Still, though, Chelsea are a club crying out for something that Lampard and his ilk once represented. In the second half Lampard made a triple substitution as Raheem Sterling, Joao Felix and Mykhailo Mudryk came on at once. Those three cost up towards £150m between them. But as Real walked their second goal in to the net with ten minutes left it was more clear than ever that it is not money alone that will save this club and this team.

The turbulence at Chelsea this season can in many ways be illustrated by statistics but also by personnel. They are on their third manager, which tells you one thing, while the make-up of the team continues to swirl from one week to the next.

Lampard’s team here did not look like one picked to win a football match, rather to stay in one for as long as possible. Nor did it look like the one chosen by predecessor Graham Potter for his final game in charge a month ago — just five outfield players remained — or indeed by Thomas Tuchel for day one of this season way back in August.
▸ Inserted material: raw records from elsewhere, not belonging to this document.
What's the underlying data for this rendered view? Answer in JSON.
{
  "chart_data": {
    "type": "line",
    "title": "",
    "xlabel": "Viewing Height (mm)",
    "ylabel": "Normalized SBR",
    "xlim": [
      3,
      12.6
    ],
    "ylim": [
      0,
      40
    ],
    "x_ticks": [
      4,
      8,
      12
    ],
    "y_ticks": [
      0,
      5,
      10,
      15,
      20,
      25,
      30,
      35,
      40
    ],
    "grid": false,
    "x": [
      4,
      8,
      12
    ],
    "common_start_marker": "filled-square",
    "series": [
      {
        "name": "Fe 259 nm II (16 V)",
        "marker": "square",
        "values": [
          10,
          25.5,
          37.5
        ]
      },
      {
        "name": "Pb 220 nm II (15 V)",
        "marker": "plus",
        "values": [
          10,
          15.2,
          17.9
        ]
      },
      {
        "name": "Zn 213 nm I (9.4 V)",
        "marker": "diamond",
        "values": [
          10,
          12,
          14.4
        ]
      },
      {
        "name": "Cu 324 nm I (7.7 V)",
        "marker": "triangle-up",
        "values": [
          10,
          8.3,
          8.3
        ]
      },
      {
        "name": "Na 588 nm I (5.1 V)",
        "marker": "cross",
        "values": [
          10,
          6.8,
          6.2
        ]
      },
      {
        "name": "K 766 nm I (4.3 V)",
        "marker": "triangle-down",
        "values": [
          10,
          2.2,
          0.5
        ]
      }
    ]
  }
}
Lampard was actually Everton manager as Chelsea won 1-0 that day with a team from which only four survived for this one.

For all the understandable talk of the strange and far-reaching influence of Chelsea’s part-owner Todd Boehly, it has been on the field where Chelsea have continued to look the most confused. Potter — for all that he was failed by Boehly — never really seemed to know his best team, while Tuchel began the campaign telling people Raheem Sterling was the answer to his team’s goalscoring problems. That was never going to play well. Sterling has scored four league goals since leaving Manchester City and began this one on the bench.

All this change has robbed Chelsea of many things and one of them has been consistency and the authority that often comes with that. The great Chelsea teams of the last two decades were always infused with new players on a regular basis. It was the only way to satisfy Roman Abramovich, an owner who liked few things more than the sound of the dressing room door opening and a new Galactico walking in.
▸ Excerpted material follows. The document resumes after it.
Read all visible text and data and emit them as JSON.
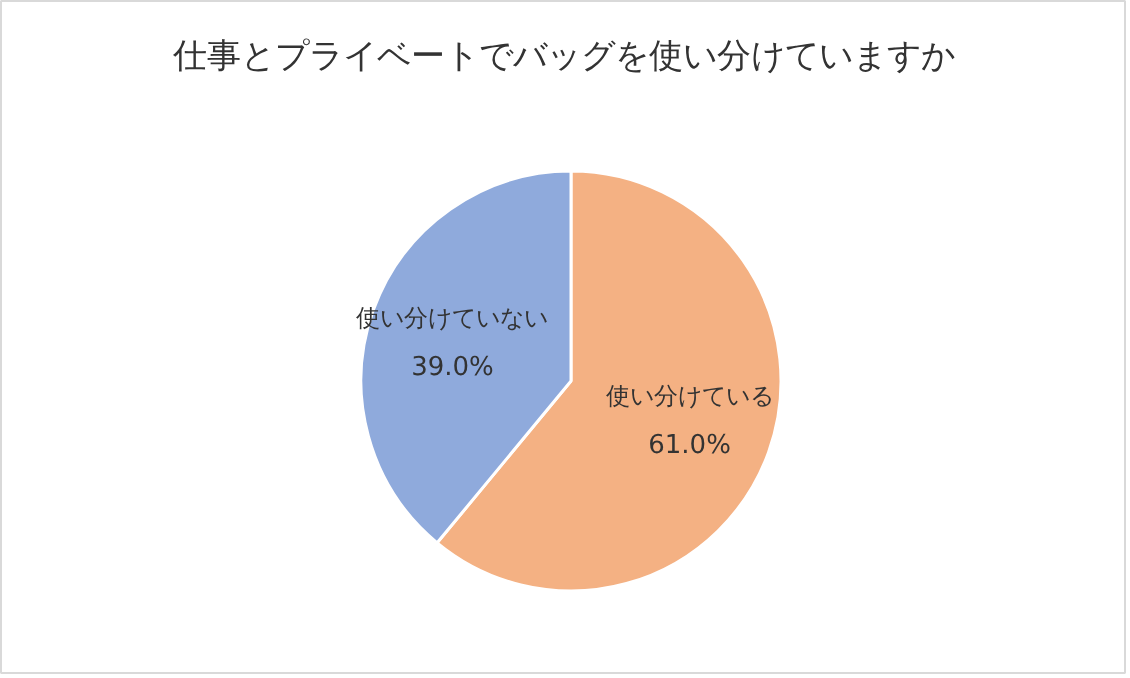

Underpinning all that, though, was persistent and reliable quality. Lampard served 13 years. Terry gave a year shy of two decades. Drogba was there for eight in his first spell while Ashley Cole gave identical service.

This Chelsea — Boehly’s Chelsea — claims to be a club for the long term but the only thing they have to back that up is some new players on fat, long contracts. The longest-serving player in the team picked by Lampard, barring academy products, was N’Golo Kante, nearing the end of his seventh season.

So this team lacks some identity and the sense of purpose that often comes with that then it is not hard to see why.

Chelsea do not lack quality but that is not the issue. The way they pressed Real Madrid back for much of the first half spoke of a collective desire and indeed of some kind of game plan. But what is missing is a clear sense of who and what they are and indeed how they are supposed to play.

Not for the first time, the lack of a centre forward killed them in the opening half. Their two best chances fell to Kante, a holding player, and Marc Cucurella, a left-sided defender. Real, meanwhile, soaked up some pressure for 20 minutes and then promptly hit the post with their first attack.

It’s hard to watch Chelsea without thinking what they would look like with a proper forward playing through the middle, worrying teams, stretching teams, holding up play and creating space and opportunities for those around him. And the more you think about it the more negligent it seems that they don’t have one.

Their big moment of the second half – and maybe the game – arrived early. Again Kante was the furthest player forward and again he couldn’t take it. it’s not his fault. He was generally impressive here doing the part of the job for which he is paid. But had that chance gone in then this tie was alive. Ten minutes later, Real did score and the tie was dead.